F: Gibt es noch andere Gründe, warum Sie Somalia haben?
A: Nein.
Es wird rückübersetzt. Ast wird aufgefordert genau aufzupassen und sofort bekannt zu geben, wenn etwas nicht korrekt sein sollte bzw. er noch etwas zu ergänzen hat.
Nach erfolgter Rückübersetzung gebe ich an, dass alles richtig und vollständig ist und alles richtig wiedergegeben wurde.
F: Was würde Sie konkret erwarten, wenn Sie jetzt in Ihren Herkunftsstaat oder Heimatstaat zurückkehren müssten?
A: Ich gehöre einer Minderheit, es kann sein, dass ich etwas Schlimmes erlebe.
F: Wie bezahlten Sie die Reise von Somalia bis Österreich und wo und wann mussten Sie an die Schlepper welchen Betrag bezahlen?
A: Meine Tante bezahlte in den Ländern an unterschiedliche Schlepper, was sie jeweils dort verlangten und sie schickte das Geld an die Schlepper.
F: Warum stellten Sie nicht bereits nach der Einreise in Griechenland einen Asylantrag?
A: ich hatte nicht die Möglichkeit, der Schlepper hat mich in ein Haus gebracht und ich wurde von den Schleppern bis Österreich gebracht. Nachgefragt ich wollte in ein sicheres Land, der Autofahrer sagte mir, dass ich sicher sei hier in einem Teil von Deutschland, und so suchte ich um Asyl an, das war aber in Österreich.

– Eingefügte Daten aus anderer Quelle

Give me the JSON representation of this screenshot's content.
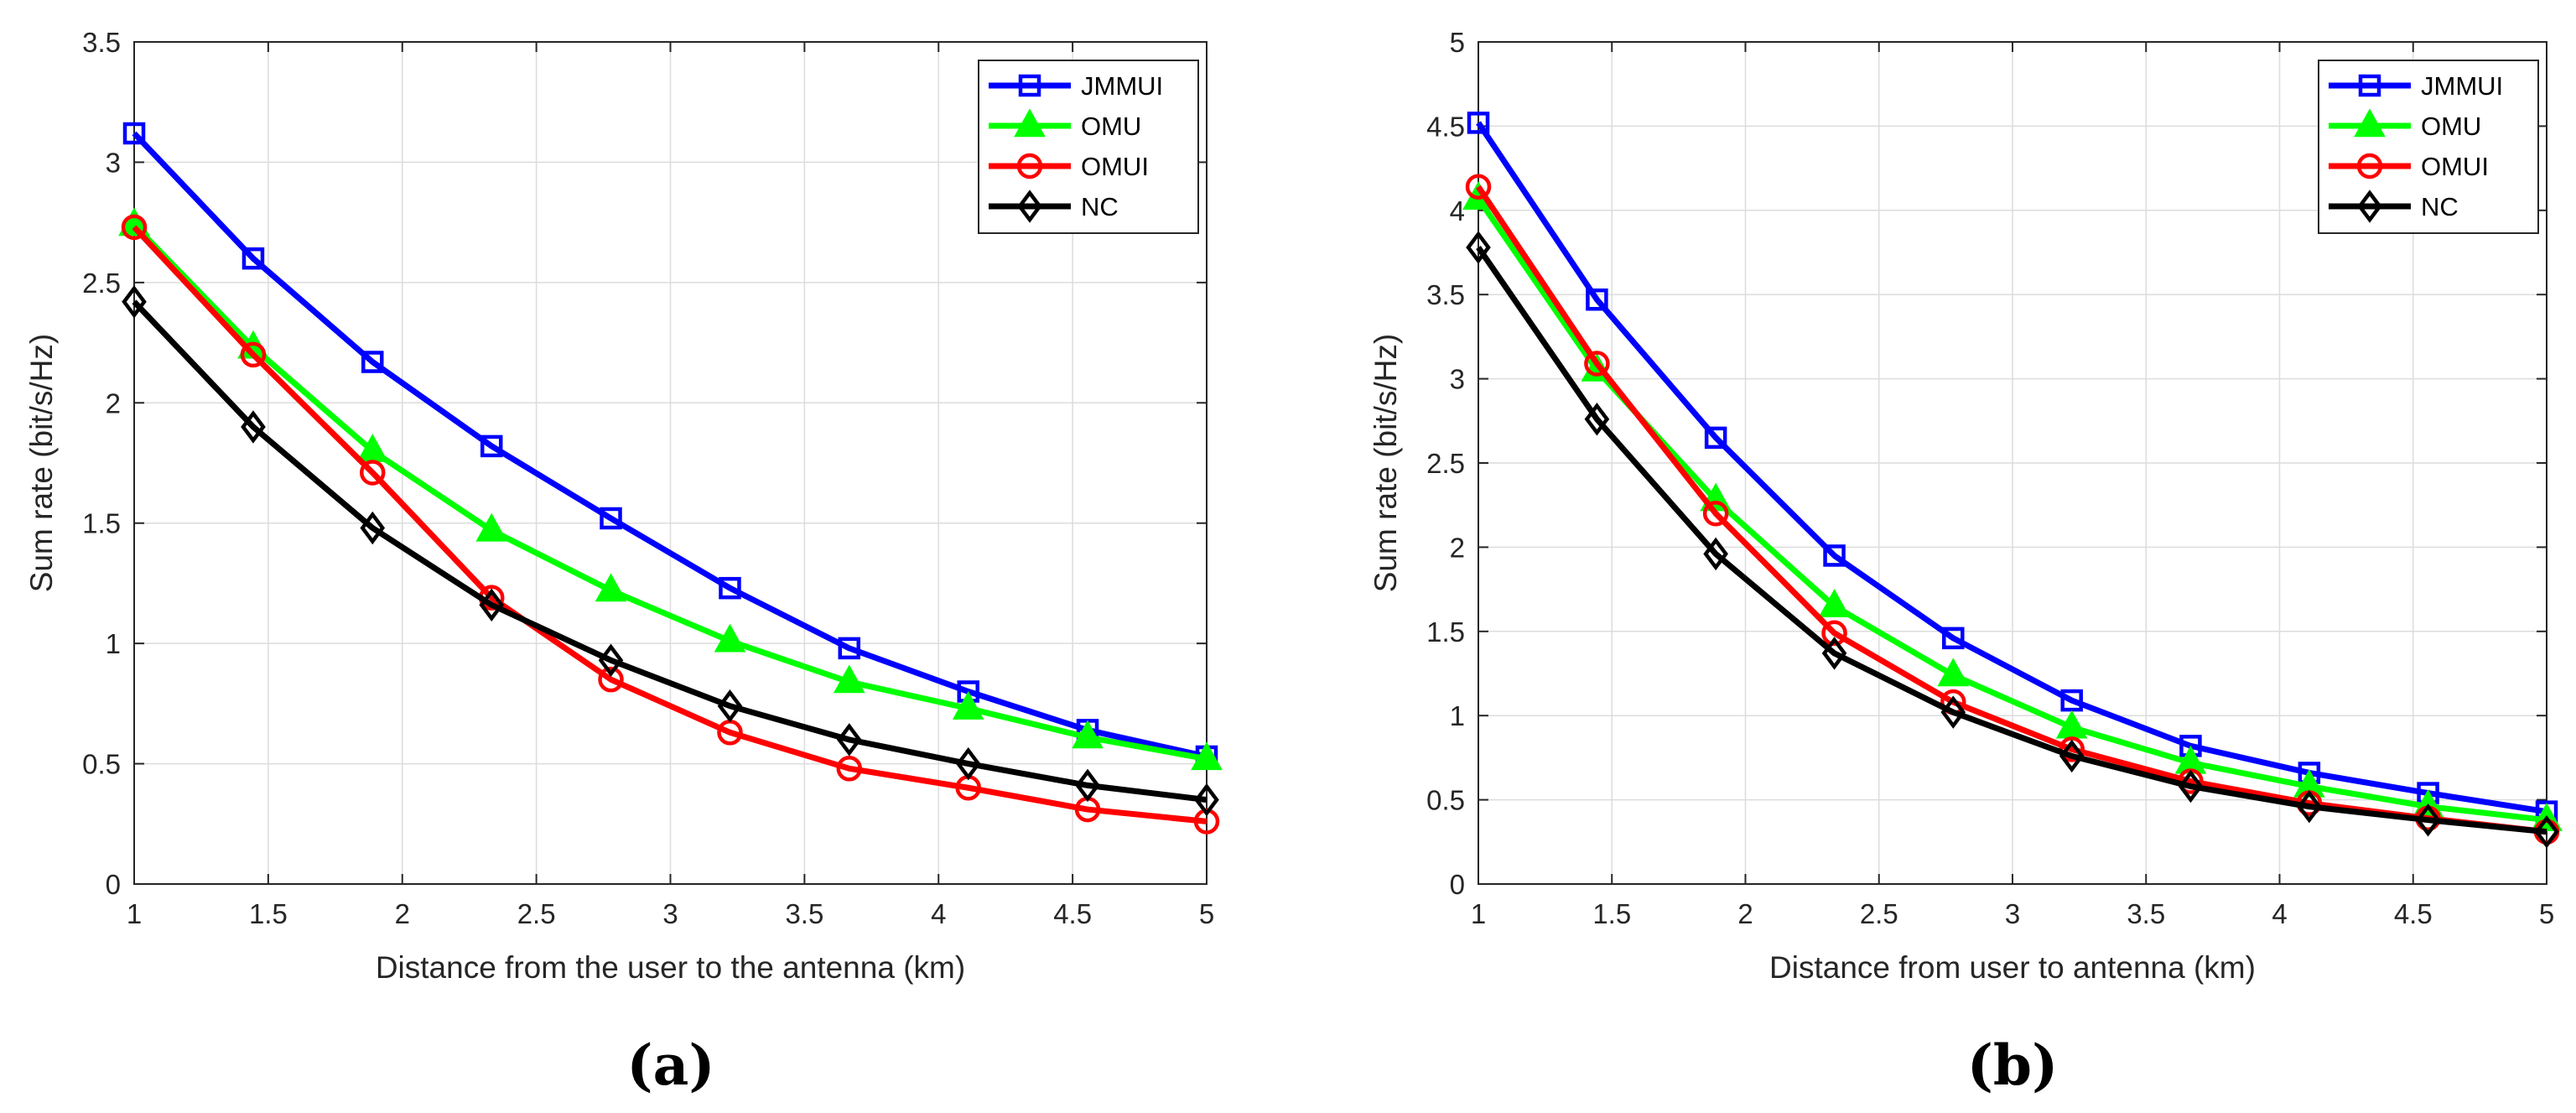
{
  "chart_data": [
    {
      "type": "line",
      "panel_label": "(a)",
      "xlabel": "Distance from the user to the antenna (km)",
      "ylabel": "Sum rate (bit/s/Hz)",
      "xlim": [
        1,
        5
      ],
      "ylim": [
        0,
        3.5
      ],
      "xticks": [
        "1",
        "1.5",
        "2",
        "2.5",
        "3",
        "3.5",
        "4",
        "4.5",
        "5"
      ],
      "yticks": [
        "0",
        "0.5",
        "1",
        "1.5",
        "2",
        "2.5",
        "3",
        "3.5"
      ],
      "grid": true,
      "legend_position": "top-right",
      "x": [
        1,
        1.444,
        1.889,
        2.333,
        2.778,
        3.222,
        3.667,
        4.111,
        4.556,
        5
      ],
      "series": [
        {
          "name": "JMMUI",
          "color": "#0000ff",
          "marker": "square",
          "values": [
            3.12,
            2.6,
            2.17,
            1.82,
            1.52,
            1.23,
            0.98,
            0.8,
            0.64,
            0.53
          ]
        },
        {
          "name": "OMU",
          "color": "#00ff00",
          "marker": "triangle",
          "values": [
            2.74,
            2.23,
            1.8,
            1.47,
            1.22,
            1.01,
            0.84,
            0.73,
            0.61,
            0.52
          ]
        },
        {
          "name": "OMUI",
          "color": "#ff0000",
          "marker": "circle",
          "values": [
            2.73,
            2.2,
            1.71,
            1.19,
            0.85,
            0.63,
            0.48,
            0.4,
            0.31,
            0.26
          ]
        },
        {
          "name": "NC",
          "color": "#000000",
          "marker": "diamond",
          "values": [
            2.42,
            1.9,
            1.48,
            1.16,
            0.93,
            0.74,
            0.6,
            0.5,
            0.41,
            0.35
          ]
        }
      ]
    },
    {
      "type": "line",
      "panel_label": "(b)",
      "xlabel": "Distance from user to antenna (km)",
      "ylabel": "Sum rate (bit/s/Hz)",
      "xlim": [
        1,
        5
      ],
      "ylim": [
        0,
        5
      ],
      "xticks": [
        "1",
        "1.5",
        "2",
        "2.5",
        "3",
        "3.5",
        "4",
        "4.5",
        "5"
      ],
      "yticks": [
        "0",
        "0.5",
        "1",
        "1.5",
        "2",
        "2.5",
        "3",
        "3.5",
        "4",
        "4.5",
        "5"
      ],
      "grid": true,
      "legend_position": "top-right",
      "x": [
        1,
        1.444,
        1.889,
        2.333,
        2.778,
        3.222,
        3.667,
        4.111,
        4.556,
        5
      ],
      "series": [
        {
          "name": "JMMUI",
          "color": "#0000ff",
          "marker": "square",
          "values": [
            4.52,
            3.47,
            2.65,
            1.95,
            1.46,
            1.09,
            0.82,
            0.66,
            0.54,
            0.43
          ]
        },
        {
          "name": "OMU",
          "color": "#00ff00",
          "marker": "triangle",
          "values": [
            4.07,
            3.05,
            2.28,
            1.65,
            1.24,
            0.93,
            0.72,
            0.58,
            0.46,
            0.38
          ]
        },
        {
          "name": "OMUI",
          "color": "#ff0000",
          "marker": "circle",
          "values": [
            4.14,
            3.09,
            2.2,
            1.49,
            1.08,
            0.8,
            0.61,
            0.48,
            0.39,
            0.31
          ]
        },
        {
          "name": "NC",
          "color": "#000000",
          "marker": "diamond",
          "values": [
            3.78,
            2.76,
            1.96,
            1.37,
            1.02,
            0.76,
            0.58,
            0.46,
            0.38,
            0.31
          ]
        }
      ]
    }
  ]
}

F: Haben Sie bis zur Ausreise zuhause alleine für Ihren Lebensunterhalt sorgen können?
A: Ja. Ich hatte keine Probleme, ich konnte gut leben.
F: Schildern Sie die Diskriminierungen und Beleidigungen, die Sie erfahren haben, genauer mit einem Wortlaut, der nachvollziehbar ist?

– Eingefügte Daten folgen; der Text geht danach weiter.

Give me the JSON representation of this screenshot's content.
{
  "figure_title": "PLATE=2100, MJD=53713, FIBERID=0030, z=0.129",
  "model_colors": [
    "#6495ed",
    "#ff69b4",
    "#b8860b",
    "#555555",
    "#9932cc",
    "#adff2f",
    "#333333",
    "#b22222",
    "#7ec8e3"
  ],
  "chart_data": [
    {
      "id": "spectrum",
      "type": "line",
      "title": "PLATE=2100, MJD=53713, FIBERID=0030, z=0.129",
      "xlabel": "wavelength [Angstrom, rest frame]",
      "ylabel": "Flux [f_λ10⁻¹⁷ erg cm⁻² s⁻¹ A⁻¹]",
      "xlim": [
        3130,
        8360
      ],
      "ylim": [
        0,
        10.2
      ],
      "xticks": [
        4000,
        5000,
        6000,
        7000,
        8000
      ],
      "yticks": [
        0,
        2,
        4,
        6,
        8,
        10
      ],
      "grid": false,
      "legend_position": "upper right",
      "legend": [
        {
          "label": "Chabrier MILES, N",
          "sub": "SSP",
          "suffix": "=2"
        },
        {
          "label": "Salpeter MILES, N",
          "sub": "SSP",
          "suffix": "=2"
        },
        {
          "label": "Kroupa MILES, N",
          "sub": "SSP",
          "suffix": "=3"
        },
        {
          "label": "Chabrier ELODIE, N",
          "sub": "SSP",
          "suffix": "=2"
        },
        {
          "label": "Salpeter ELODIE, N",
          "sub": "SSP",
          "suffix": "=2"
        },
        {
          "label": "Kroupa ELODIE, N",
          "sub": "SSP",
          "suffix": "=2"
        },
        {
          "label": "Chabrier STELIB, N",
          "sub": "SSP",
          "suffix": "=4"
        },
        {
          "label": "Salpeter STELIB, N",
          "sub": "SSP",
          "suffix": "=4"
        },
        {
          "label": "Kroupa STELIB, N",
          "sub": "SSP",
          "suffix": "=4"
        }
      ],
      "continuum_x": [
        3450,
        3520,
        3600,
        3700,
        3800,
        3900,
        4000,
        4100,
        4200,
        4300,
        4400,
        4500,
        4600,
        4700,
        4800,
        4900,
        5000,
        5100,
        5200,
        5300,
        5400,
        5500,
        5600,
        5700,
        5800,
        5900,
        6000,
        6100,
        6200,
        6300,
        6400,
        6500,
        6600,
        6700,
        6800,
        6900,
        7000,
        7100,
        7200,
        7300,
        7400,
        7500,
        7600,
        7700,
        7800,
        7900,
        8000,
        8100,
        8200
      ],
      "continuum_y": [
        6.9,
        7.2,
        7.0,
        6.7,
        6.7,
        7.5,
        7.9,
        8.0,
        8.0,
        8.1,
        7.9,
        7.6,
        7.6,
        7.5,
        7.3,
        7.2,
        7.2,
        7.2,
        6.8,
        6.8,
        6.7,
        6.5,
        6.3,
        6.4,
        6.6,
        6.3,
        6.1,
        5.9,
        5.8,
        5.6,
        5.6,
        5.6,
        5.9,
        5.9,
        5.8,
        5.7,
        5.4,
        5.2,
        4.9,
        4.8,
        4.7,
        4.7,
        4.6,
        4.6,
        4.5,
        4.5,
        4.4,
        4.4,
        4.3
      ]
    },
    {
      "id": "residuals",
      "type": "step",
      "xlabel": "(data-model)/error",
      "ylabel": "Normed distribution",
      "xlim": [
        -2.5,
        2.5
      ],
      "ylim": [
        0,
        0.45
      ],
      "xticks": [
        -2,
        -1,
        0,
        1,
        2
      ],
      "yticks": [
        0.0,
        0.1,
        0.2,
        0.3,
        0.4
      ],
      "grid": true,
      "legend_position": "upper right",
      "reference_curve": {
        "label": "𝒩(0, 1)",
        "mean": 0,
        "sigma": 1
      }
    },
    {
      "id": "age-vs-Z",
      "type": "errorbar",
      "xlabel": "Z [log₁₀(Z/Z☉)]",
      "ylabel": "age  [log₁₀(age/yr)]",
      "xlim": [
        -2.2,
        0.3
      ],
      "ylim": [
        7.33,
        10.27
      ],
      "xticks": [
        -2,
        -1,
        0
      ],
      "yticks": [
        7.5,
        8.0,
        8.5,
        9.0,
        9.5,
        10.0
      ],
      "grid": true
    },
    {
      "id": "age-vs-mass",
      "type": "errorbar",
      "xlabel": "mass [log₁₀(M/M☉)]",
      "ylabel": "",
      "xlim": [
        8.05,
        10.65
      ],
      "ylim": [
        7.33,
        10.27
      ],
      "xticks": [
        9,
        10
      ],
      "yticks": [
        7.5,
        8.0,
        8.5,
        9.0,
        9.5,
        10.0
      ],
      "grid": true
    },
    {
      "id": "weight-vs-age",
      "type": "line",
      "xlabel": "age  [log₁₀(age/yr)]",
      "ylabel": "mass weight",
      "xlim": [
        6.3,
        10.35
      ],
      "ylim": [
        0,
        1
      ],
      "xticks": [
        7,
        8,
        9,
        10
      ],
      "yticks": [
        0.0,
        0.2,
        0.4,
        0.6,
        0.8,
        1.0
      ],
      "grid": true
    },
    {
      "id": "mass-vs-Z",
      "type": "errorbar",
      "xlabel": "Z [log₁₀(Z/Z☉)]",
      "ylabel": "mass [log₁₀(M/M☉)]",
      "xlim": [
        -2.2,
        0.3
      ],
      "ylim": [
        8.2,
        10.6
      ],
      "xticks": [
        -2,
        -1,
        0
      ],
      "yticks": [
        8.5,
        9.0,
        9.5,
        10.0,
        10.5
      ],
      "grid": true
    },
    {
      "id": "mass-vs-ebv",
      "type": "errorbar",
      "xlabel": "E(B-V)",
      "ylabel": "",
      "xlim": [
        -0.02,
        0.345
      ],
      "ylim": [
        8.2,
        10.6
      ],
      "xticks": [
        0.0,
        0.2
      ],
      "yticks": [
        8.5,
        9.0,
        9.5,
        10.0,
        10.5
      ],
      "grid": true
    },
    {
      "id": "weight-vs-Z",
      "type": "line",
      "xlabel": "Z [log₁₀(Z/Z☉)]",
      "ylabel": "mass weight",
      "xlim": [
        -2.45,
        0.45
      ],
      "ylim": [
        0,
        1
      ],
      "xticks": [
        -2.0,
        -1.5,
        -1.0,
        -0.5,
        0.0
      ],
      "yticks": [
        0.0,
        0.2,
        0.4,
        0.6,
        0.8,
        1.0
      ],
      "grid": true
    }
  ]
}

A: Sie haben mir gesagt, dass ich ein Tumaal bin und dass ich nichts wert bin. Nachgefragt sonst haben Sie nichts gesagt. Sie haben mich nur als wertlos beschimpft, nachgefragt es waren die Hawiye. Nachgefragt es gab noch 2 weitere Tumaal- Familien, die auch diskriminiert und beschimpft wurden, die Tumaal werden überall in Somalia diskriminiert und beschimpft.

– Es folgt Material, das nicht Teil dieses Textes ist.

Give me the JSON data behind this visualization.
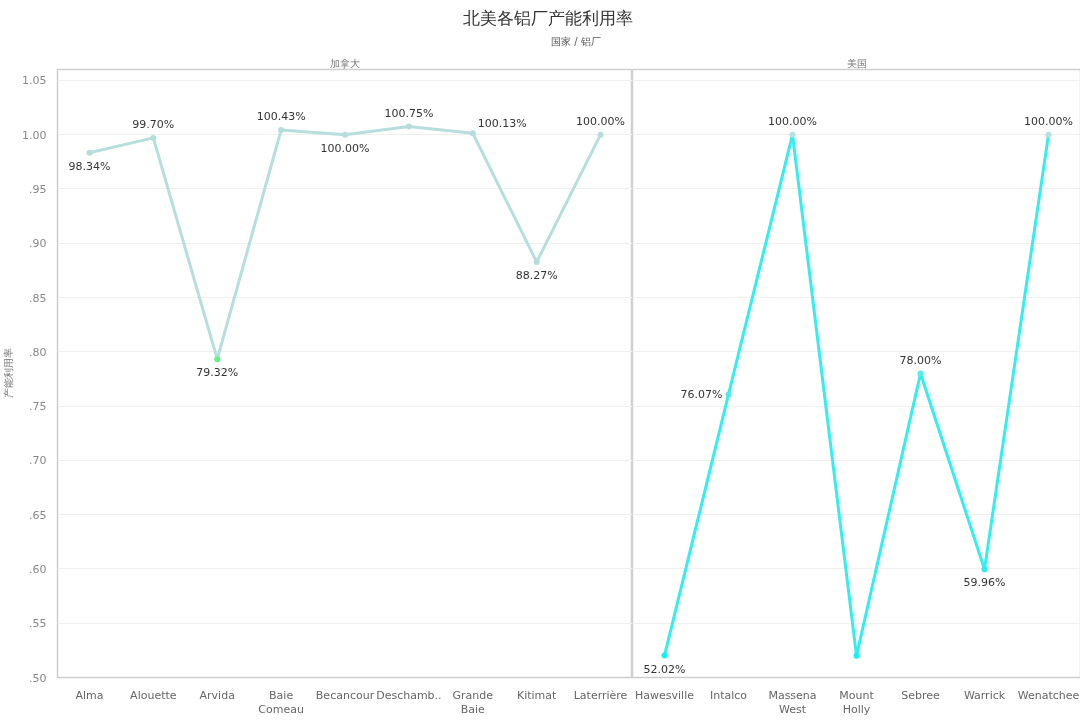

F: Sie haben Ihren Fluchtgrund bisher nur allgemein, oberflächlich, vage und für den Referenten keinesfalls glaubwürdig und nachvollziehbar erklärt. Schildern Sie den Vorfall, als Sie und Ihr Bruder überfallen wurden, detailliert und chronologisch, nennen Sie die genaue Zeit und Örtlichkeit, die Situation, die Anzahl der anwesenden Leute, der Zeugen, der Angreifer, deren Bewaffnung und einen Handlungsablauf, der schlüssig und nachvollziehbar ist?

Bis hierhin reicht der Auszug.